Bénin : Santé scolaire

Coordination : Alexis PONEL (France), Thomas DIETRICH (Togo)

Au Bénin où la pauvreté de la population, le dénuement des écoles, la pénurie d’enseignants qualifiés sont autant d’obstacles à l’éducation, les besoins sont importants. Devant ce constat alarmant, La Chaîne de l’Espoir a lancé en 2011 le programme d’aide à la scolarisation d’enfants défavorisés de la région d’Hévié. Elle intervient, en partenariat avec l’ONG béninoise Bien-Etre et Développement (B.E.D), dans 3 écoles auprès d’écoliers scolarisés en primaire et secondaire.

En concertation et en accord avec B.E.D, ce partenariat est arrivé à son terme en 2019. 
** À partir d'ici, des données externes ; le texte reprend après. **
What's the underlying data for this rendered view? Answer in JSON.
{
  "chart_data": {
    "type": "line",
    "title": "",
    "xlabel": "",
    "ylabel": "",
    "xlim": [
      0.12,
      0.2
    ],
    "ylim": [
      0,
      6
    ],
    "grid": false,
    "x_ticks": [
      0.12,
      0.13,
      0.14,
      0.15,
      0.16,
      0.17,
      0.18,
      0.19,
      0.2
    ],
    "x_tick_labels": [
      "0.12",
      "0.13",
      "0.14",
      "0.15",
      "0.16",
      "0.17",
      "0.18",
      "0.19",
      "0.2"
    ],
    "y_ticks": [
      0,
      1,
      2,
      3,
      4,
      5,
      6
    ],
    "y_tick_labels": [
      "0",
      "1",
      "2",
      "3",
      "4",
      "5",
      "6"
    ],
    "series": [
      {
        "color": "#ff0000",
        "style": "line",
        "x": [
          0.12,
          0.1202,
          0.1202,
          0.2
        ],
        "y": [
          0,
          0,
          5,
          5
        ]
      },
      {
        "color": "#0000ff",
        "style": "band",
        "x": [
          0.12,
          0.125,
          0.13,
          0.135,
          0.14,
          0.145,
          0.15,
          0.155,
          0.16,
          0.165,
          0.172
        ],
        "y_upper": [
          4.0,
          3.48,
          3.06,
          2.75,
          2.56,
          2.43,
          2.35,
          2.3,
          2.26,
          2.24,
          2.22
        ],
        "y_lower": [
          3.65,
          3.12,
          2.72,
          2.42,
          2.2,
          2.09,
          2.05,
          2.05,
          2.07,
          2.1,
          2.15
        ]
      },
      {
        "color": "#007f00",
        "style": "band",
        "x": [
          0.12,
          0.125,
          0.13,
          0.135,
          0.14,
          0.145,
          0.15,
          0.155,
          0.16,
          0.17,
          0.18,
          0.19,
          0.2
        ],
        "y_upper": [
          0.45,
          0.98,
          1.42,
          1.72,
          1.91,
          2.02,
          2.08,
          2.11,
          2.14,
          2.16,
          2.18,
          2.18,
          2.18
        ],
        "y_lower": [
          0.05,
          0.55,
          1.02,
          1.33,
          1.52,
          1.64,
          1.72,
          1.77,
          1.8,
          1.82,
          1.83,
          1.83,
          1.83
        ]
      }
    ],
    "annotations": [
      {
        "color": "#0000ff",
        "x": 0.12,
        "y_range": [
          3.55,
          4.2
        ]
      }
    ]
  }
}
Nous avons pu nous féliciter des résultats et achèvements atteints grâce à cette collaboration de plus de 8 années. Elle a notamment permis d’aménager l’école maternelle de Dossonou et d’en améliorer considérablement l’environnement avec, entre autres, la création d’un jardin pédagogique. Par ailleurs, tout au long de ce partenariat, ce sont plus de 100 enfants qui, chaque année, ont pu bénéficier d’un appui nutritionnel composé notamment de céréales de base comme le riz, le maïs et le sorgho, de sessions de sensibilisation à la protection de l’enfant et la non-violence ainsi que des ateliers artistiques. L’association B.E.D et la communauté scolaire ont adressé un remerciement fort et sincère à La Chaîne de l’Espoir et ses donateurs pour cet appui conséquent venu en aide aux nombreux enfants. Nous ne manquerons pas de maintenir un échange avec B.E.D et ainsi prendre des nouvelles des actions maintenant menées en autonomie.

OBJECTIFS :

  • Donner accès à une éducation de qualité à des enfants démunis.
  • Pérenniser leur scolarisation.
  • Améliorer leur santé.

ACTIVITES :

Aide à la scolarisation en nature

Pour éviter aux familles de sacrifier la scolarisation de leurs enfants en raison de leur pauvreté, un soutien matériel est apporté aux écoliers parrainés. Les distributions annuelles de cartables, fournitures, uniformes ont pour but de satisfaire leurs besoins scolaires élémentaires. Cette activité contribue au développement local au travers des artisans locaux auxquels elle fait appel pour la confection des uniformes.

Soutien nutritionnel

​De nombreux enfants souffrent de malnutrition ce qui a des conséquences néfastes sur leur santé et, de fait, sur le bon déroulement de leur scolarité. Pour répondre à ce besoin, les écoliers parrainés bénéficient de kits alimentaires. Ces distributions se tiennent plusieurs fois dans l’année. 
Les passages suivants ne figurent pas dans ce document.